I am not good with rules, even my own. The only rule that I stick to is to never take a risk that I can't handle financially and emotionally. I have a very low threshold for failures - they break my spirit and my heart. So, in a game of probability, I work to lose less than what I make so that at the end of the day, I net a gain. I have had days with many losing trades, but few losing days. I lose sleep over losing days.

Maybe I do have some sort of a system.

An unruly system.

Good thing I never gave selling it a thought :-)

By the way, you are humorous, and so is your site :-)

Solfest said...

You are a marine lonely, you never give up.

If Richard Dennis or someone of his ilk ran an ad in the paper offering to teach anyone how to trade for no cost I would be there with my Scooby Doo lunch kit.

However that's not likely to happen again, so finding that mentor, as you say, is very difficult.

I also am a block headed Canuck of Norwegian descent who simply must do things my way.

This is an attribute that probably falls into both the strength and weakness category for traders.

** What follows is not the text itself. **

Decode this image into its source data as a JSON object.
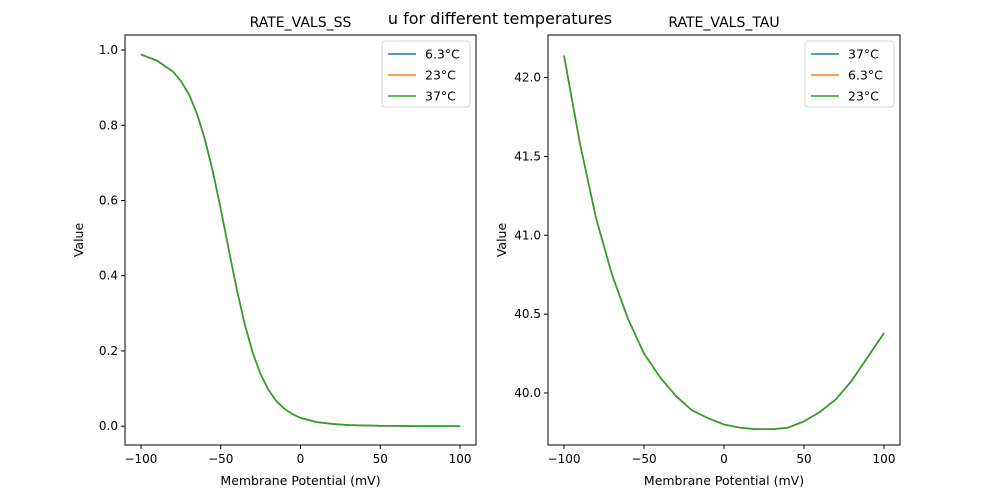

Which, play segway music here, bring us to my next post.

Solfest said...

Jules although we can keep a large number of stats around probabilities and expectancy there is only one stat that counts.

Profit.

You seem to have found it.

X Chen said...

youre very right

i bought a system from a guru

it has very high pwinning percentage

but losers are alot bigger then winners

in the long run its profitable though

when i got my first big loss, i got afraid

and didnt take the winning signals which would have negated my loss..

worst part is statistically im much more closer to another loss again.

so u gotta always stick to the plan

Solfest said...

You are right x chen, and if it was just that easy everyone would do it.

Solfest said...

You are right x chen, and if it was just that easy everyone would do it.